San Diego Men Indicted in Alleged Mortgage Scam
Execs from NHMC, featured in ABC News report, charged with bilking homeowners.
March 24, 2010 — -- Federal prosecutors have indicted two San Diego men featured in an ABC News investigation for their role in allegedly defrauding desperate homeowners trying to modify their mortgages.
Glenn Rosofsky and Michael Trap, who ran a business called Nations Housing Modification Center, are charged with duping homeowners who were falling behind on their mortgages into paying $2,500 to $3,000 for loan modification services. The men were charged in separate indictments Tuesday, and Trap pleaded guilty to conspiracy and money laundering on Wednesday.
The defendants allegedly tried to create the false impression that they were operating from an address near the White House, and sent letters marked with the seal of the U.S. Capitol to prospective customers. They also allegedly told customers that they had forensic accountants and lawyers on staff to provide assistance. The firm actually operated out of Southern California and had no accountants or lawyers on staff, according to Rosofsky's indictment.

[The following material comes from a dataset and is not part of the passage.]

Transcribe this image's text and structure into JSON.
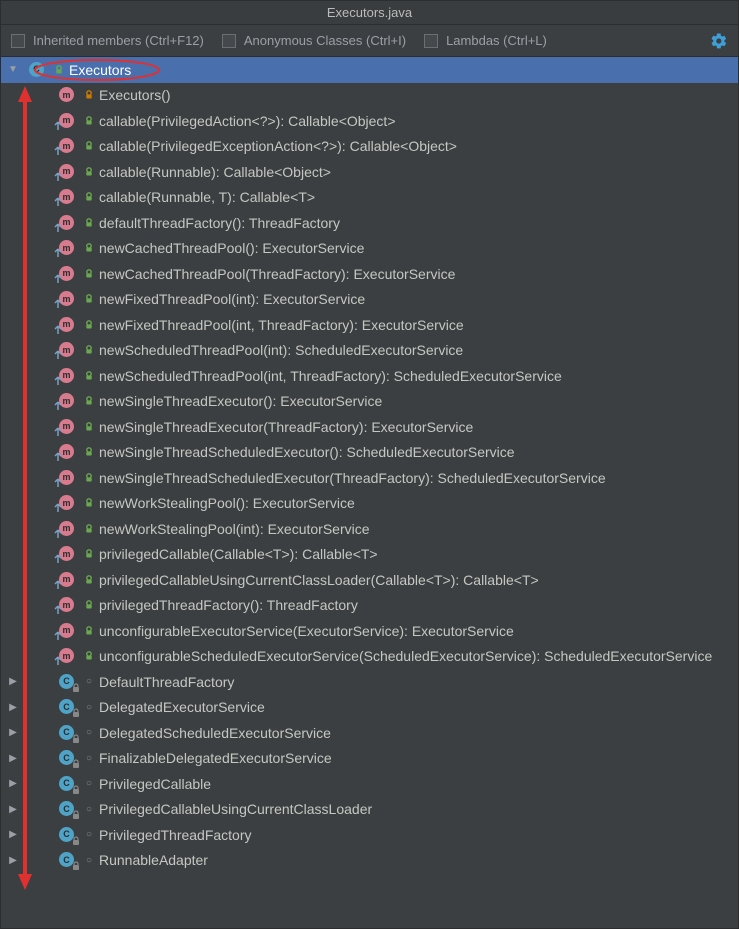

"The letters were mailed throughout the country to individuals behind on their mortgage payments," said a statement from Karen Hewitt, the U.S. Attorney in San Diego, "and encouraged them to call a toll-free number to purchase loan modification services." Prosecutors allege that the telemarketers read from a script drafted by Rosofsky, and that Rosofsky and Trap used $900,000 in customer funds to pay themselves and to run the business.
As detailed in earlier reports by ABC News, Nations Housing Modification Center boasted a prestigious Capitol Hill address, right on 611 Pennsylvania Avenue in Washington, D.C. According to NHMC's mail solicitation, the company's staff of "attorneys, forensic accountants and lender specific negotiators" could help homeowners lower the principal on their loans and reduce their mortgage rates "as low as 2%."
However, ABC News found that the firm's Washington address was really a mailbox at a UPS Store. NHMC was actually located in a nondescript office building in San Marcos, Calif., where, as part of a "boiler room" operation, telemarketers read from a script tailored for anxious homeowners, according to a former Nations employee-turned-whistleblower.
"They're convincing people to give them money in advance, promising to do something that they're not doing, that they don't even have the resources, capabilities, knowledge or manpower to do," former NHMC employee Tom Fatica told ABC News. Fatica said he was fired after he began to question the absence of the lawyers and accountants who were supposedly hired to help the homeowners. "How can you modify 500 loans with two clerical people that probably never talked to the bank before?"